Clinical Translation of hESC-derived protein therapy that positively regulates the regenerative capacity of post-natal muscle for treating DM1 
Grant Number: 
TRAN1-12890
Project Objective: 
  • The objective of this award is to conduct a well-prepared pre-IND meeting with the FDA for a recombinant human signaling protein-based therapeutic (JUV-161) for restoring muscle strength and function in degenerative muscle disease.
Investigator: 
Type: 
PI
Disease Focus: 
Muscular Dystrophy
Skeletal/Smooth Muscle disorders
Human Stem Cell Use: 
Embryonic Stem Cell
Award Value: 
$3,906,376
Status: 
Active

Grant Application Details

Application Title: 
  • Clinical Translation of hESC-derived protein therapy that positively regulates the regenerative capacity of post-natal muscle for treating DM1 
Public Abstract: 

Translational Candidate

We engineered a human embryonic stem cell-secreted signaling protein into a biologic for treatment of skeletal muscle disorders.

Area of Impact

Skeletal muscle disorders (including DM1 and sarcopenia) remain major unmet needs that require treatments restoring muscle strength and function.

Mechanism of Action

Our animal data demonstrate an endocrine stimulation by our biologic of endogenous muscle precursor cells restoring muscle stem/precursor survival and differentiation, counters muscle atrophy, and improves muscle strength/endurance in multiple disease models.
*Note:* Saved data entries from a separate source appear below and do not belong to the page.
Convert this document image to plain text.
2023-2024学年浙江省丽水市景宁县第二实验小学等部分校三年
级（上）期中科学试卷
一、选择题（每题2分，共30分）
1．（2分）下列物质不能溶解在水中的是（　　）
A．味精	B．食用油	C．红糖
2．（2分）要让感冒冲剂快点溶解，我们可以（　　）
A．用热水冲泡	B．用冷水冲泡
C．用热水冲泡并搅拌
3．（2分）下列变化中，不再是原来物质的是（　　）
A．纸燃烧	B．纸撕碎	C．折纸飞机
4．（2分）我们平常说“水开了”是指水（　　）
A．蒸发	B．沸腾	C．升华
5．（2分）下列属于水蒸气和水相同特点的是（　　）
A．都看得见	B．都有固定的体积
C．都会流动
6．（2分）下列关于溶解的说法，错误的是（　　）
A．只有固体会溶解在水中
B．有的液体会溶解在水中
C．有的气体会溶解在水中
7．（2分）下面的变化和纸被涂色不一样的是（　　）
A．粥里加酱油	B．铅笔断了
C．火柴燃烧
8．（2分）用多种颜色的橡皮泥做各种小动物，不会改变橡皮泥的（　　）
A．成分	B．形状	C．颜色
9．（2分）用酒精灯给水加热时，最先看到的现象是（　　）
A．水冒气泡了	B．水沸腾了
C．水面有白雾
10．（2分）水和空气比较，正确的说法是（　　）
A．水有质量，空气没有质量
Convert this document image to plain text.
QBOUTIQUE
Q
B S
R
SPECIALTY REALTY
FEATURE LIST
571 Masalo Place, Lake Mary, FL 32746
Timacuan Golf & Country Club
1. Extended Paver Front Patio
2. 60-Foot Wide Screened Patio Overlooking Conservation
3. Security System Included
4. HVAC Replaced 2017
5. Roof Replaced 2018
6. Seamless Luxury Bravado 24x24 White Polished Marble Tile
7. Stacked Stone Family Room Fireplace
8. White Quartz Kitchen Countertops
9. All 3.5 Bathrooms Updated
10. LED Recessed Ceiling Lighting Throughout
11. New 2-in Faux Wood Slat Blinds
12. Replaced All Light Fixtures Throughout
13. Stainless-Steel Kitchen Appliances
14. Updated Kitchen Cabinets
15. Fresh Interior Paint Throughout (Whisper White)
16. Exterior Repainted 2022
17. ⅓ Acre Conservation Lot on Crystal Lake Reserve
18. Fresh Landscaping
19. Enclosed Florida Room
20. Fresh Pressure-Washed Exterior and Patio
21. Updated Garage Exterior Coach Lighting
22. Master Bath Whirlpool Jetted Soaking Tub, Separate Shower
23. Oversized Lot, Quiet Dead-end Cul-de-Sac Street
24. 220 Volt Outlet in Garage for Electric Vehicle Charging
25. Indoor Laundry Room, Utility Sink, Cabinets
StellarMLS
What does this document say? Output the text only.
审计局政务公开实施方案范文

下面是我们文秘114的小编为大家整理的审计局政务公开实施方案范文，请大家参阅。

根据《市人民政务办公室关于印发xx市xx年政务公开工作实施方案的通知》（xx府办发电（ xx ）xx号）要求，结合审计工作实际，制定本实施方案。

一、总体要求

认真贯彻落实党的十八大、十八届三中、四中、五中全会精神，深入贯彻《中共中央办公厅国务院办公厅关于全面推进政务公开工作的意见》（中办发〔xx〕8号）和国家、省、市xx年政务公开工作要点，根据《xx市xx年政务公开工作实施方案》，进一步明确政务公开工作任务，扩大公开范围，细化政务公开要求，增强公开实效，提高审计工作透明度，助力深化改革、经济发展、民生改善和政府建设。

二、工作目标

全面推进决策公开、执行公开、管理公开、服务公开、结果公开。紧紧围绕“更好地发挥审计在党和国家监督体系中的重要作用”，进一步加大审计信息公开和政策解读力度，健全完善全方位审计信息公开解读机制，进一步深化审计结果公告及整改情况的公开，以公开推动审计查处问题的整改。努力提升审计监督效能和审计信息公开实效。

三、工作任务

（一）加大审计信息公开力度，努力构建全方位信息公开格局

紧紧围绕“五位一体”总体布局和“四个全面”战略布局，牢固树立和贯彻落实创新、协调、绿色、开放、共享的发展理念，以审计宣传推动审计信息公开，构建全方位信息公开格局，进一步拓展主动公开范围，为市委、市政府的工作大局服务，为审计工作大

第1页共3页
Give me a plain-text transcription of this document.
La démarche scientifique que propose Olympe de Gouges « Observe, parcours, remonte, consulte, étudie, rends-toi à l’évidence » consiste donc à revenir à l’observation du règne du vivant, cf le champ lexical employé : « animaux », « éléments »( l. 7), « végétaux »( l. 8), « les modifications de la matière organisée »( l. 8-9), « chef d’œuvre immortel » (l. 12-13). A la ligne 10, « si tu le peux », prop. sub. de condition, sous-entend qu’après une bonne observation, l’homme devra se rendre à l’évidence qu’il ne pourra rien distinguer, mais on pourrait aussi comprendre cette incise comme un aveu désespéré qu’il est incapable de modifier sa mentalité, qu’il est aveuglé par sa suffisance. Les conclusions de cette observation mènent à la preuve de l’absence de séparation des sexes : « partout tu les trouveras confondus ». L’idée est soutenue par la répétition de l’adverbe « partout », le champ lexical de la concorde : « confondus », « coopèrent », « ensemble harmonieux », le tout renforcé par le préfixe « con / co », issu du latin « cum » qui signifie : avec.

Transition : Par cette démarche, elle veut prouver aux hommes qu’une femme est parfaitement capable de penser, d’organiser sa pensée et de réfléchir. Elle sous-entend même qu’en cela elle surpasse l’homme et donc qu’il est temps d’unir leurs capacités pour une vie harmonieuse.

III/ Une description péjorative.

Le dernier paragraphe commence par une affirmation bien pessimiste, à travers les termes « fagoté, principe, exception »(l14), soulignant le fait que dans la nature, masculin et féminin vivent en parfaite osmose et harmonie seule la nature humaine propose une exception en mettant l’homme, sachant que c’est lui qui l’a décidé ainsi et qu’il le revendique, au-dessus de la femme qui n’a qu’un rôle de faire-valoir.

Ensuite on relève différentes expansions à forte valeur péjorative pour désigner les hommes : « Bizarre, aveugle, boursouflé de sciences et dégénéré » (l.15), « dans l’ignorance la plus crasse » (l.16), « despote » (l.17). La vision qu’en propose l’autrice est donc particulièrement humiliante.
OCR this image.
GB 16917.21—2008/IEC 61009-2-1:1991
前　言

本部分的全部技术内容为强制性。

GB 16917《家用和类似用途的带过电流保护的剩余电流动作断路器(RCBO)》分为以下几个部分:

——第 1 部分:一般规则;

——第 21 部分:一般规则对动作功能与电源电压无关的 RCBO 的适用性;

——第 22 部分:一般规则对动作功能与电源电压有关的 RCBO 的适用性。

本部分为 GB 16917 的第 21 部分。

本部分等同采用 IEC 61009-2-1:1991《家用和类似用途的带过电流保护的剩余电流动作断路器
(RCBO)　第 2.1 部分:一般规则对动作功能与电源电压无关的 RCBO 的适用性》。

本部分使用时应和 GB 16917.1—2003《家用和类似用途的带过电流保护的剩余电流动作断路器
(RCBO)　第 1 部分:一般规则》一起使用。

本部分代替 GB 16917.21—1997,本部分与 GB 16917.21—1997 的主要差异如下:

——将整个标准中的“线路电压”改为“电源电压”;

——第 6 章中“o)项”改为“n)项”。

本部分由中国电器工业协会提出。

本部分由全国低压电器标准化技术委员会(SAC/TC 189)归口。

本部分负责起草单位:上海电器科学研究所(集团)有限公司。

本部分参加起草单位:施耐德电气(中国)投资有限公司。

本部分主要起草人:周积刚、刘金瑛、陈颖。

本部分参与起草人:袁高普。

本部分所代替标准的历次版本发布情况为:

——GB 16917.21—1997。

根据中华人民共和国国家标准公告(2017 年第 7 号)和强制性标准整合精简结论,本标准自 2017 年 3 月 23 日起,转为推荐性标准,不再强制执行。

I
This process is impaired in age-related and degenerative skeletal muscle diseases including myotonic dystrophy type 1 and sarcopenia.

Unmet Medical Need

Myotonic Dystrophy type 1 (DM1) is the most common muscular dystrophy in adults, affecting an estimated 1 in 2,532 people in the US, slowly depriving them of their ability to walk, use their hands, and breathe- and yet this population is without treatment options.

Project Objective

Pre-IND meeting

Major Proposed Activities

  • Develop of GMP compatible manufacturing process and non-GMP production of the biologic
  • Qualification of assays for manufacturing process, release potency, and pre-clinical studies
  • Perform pre-clincal toxicology, biodistribution, safety, potency, and efficacy
Statement of Benefit to California: 

DM1 is the most common muscular dystrophy in adults, affecting an estimated 1 in 2,532 people in California, slowly depriving them of their ability to walk, use their hands, and breathe. California has the largest population of persons with DM1 of any state, and is home to the Myotonic Dystrophy Foundation representing and building support for the needs of the thousands of Californians severely medically and financially impacted by this debilitating disease.